Saturday, May 29: Today Mercury becomes retrograde; it now begins stumbling back through Gemini for several weeks, until June 22nd. Gemini can be careless and easily distracted, so this is a time to be attentive, not only to the world around you but more importantly to the world within you. Pay attention to what you truly feel and think, rather than to the emotions and thoughts that otherwise merely occur to you. In this way your mistakes may become discoveries.

Monday, May 31: The Sun transits Mars this day in the Sixth House. Great effort and energy is put into the mundane tasks and chores of daily life with diligent lucidity, not with a sense of obligation but rather with zeal. This also takes place in Gemini, so careful thought is called for rather than indulgence in compulsive, confrontational opinions.
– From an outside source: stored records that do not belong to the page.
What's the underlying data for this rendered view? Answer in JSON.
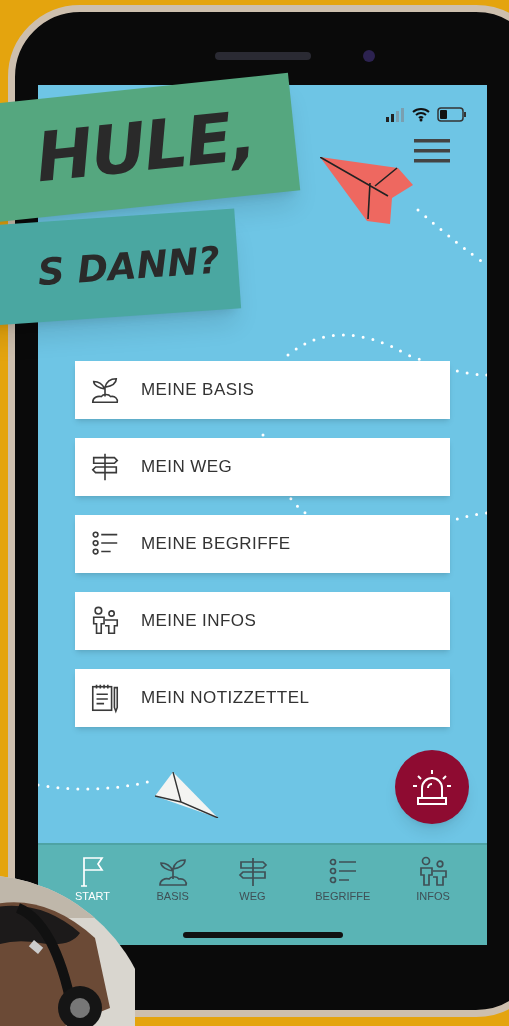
{
  "banner": {
    "line_1": "HULE,",
    "line_2": "S DANN?"
  },
  "menu": [
    {
      "label": "MEINE BASIS",
      "kind": "sprout"
    },
    {
      "label": "MEIN WEG",
      "kind": "signpost"
    },
    {
      "label": "MEINE BEGRIFFE",
      "kind": "list"
    },
    {
      "label": "MEINE INFOS",
      "kind": "people"
    },
    {
      "label": "MEIN NOTIZZETTEL",
      "kind": "notepad"
    }
  ],
  "nav": [
    {
      "label": "START",
      "kind": "flag",
      "selected": true
    },
    {
      "label": "BASIS",
      "kind": "sprout",
      "selected": false
    },
    {
      "label": "WEG",
      "kind": "signpost",
      "selected": false
    },
    {
      "label": "BEGRIFFE",
      "kind": "list",
      "selected": false
    },
    {
      "label": "INFOS",
      "kind": "people",
      "selected": false
    }
  ]
}
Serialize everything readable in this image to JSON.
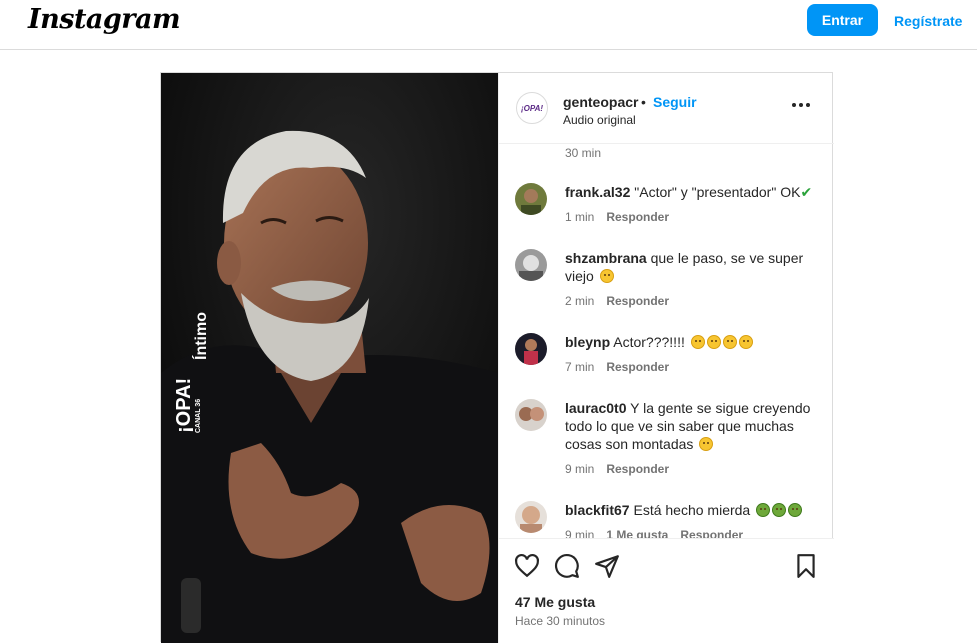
{
  "header": {
    "logo": "Instagram",
    "login_label": "Entrar",
    "signup_label": "Regístrate"
  },
  "post": {
    "username": "genteopacr",
    "separator": "•",
    "follow_label": "Seguir",
    "audio": "Audio original",
    "more_label": "•••",
    "avatar_text": "¡OPA!",
    "watermark": {
      "brand": "¡OPA!",
      "channel": "CANAL 36",
      "show": "Íntimo"
    },
    "earlier_time": "30 min",
    "comments": [
      {
        "user": "frank.al32",
        "text": "\"Actor\" y \"presentador\" OK",
        "suffix": "✔",
        "time": "1 min",
        "reply": "Responder"
      },
      {
        "user": "shzambrana",
        "text": "que le paso, se ve super viejo",
        "emoji": "yellow",
        "time": "2 min",
        "reply": "Responder"
      },
      {
        "user": "bleynp",
        "text": "Actor???!!!!",
        "emoji_count": 4,
        "time": "7 min",
        "reply": "Responder"
      },
      {
        "user": "laurac0t0",
        "text": "Y la gente se sigue creyendo todo lo que ve sin saber que muchas cosas son montadas",
        "emoji": "yellow",
        "time": "9 min",
        "reply": "Responder"
      },
      {
        "user": "blackfit67",
        "text": "Está hecho mierda",
        "emoji_count": 3,
        "time": "9 min",
        "likes": "1 Me gusta",
        "reply": "Responder"
      }
    ],
    "like_count": "47 Me gusta",
    "posted": "Hace 30 minutos"
  },
  "icons": {
    "like": "heart-icon",
    "comment": "comment-icon",
    "share": "paper-plane-icon",
    "save": "bookmark-icon",
    "more": "more-dots-icon",
    "verified": "check-icon"
  },
  "colors": {
    "accent": "#0095f6",
    "border": "#dbdbdb",
    "muted": "#737373"
  }
}
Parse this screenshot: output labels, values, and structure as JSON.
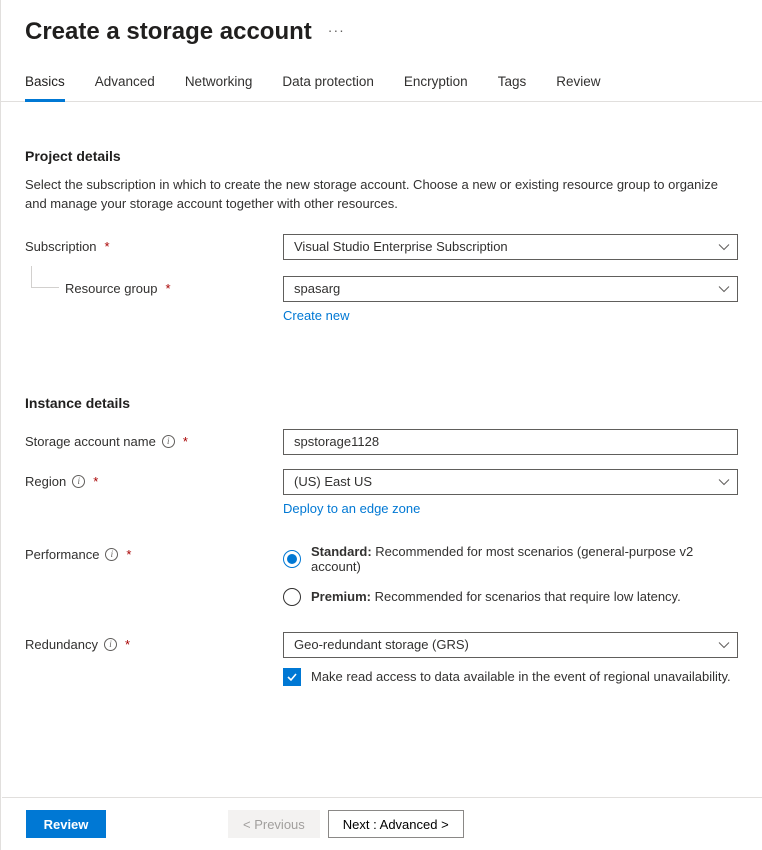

Friday, June 4: Now the Sun comes to the North Node of the Moon, so rather than troubling ourselves to understand what brought about the events of life, we are reminded to look for their purpose. Contentment will come from understanding the usefulness of things, and doing what can be done with them. Monday, June 7: Here the Sun comes to the Moon of this spring’s horoscope, presenting the fundamental charge of responsible service to the community. The Sabian Symbol for this event is the head of a handsome, youthful athlete, which slowly changes into a different type of beauty, the Mature Thinker. Thus, we are reminded that pursuit of a disciplined regimen, conditioning the mind and the body, is for the express purpose of finding pleasure in our place in the world. Thursday, June 10: Today brings us another eclipse as the New Moon this time slips between us and the Sun in Gemini, in the Sixth House.

Because the eclipse occurs at 3:42 a.m., it will not be seen in your valley, but its influence will be sensed by those easily overwhelmed by their emotions, for as the Moon eclipses the Sun, so feelings can overwhelm thought. For this reason, attend to your preparation the evening before, making certain your mind is calm and resolved as it submits itself to a gentle sleep.

Sunday, June 20: Early in the evening, at 8:32 p.m., the Sun comes farthest north in its journey. We are brought to the Summer Solstice, and the end of spring. At that time, I will return from my travels abroad to bring your next Cosmological Letter with news of the following season, and further admonitions meant, if they be accepted, for your benefit.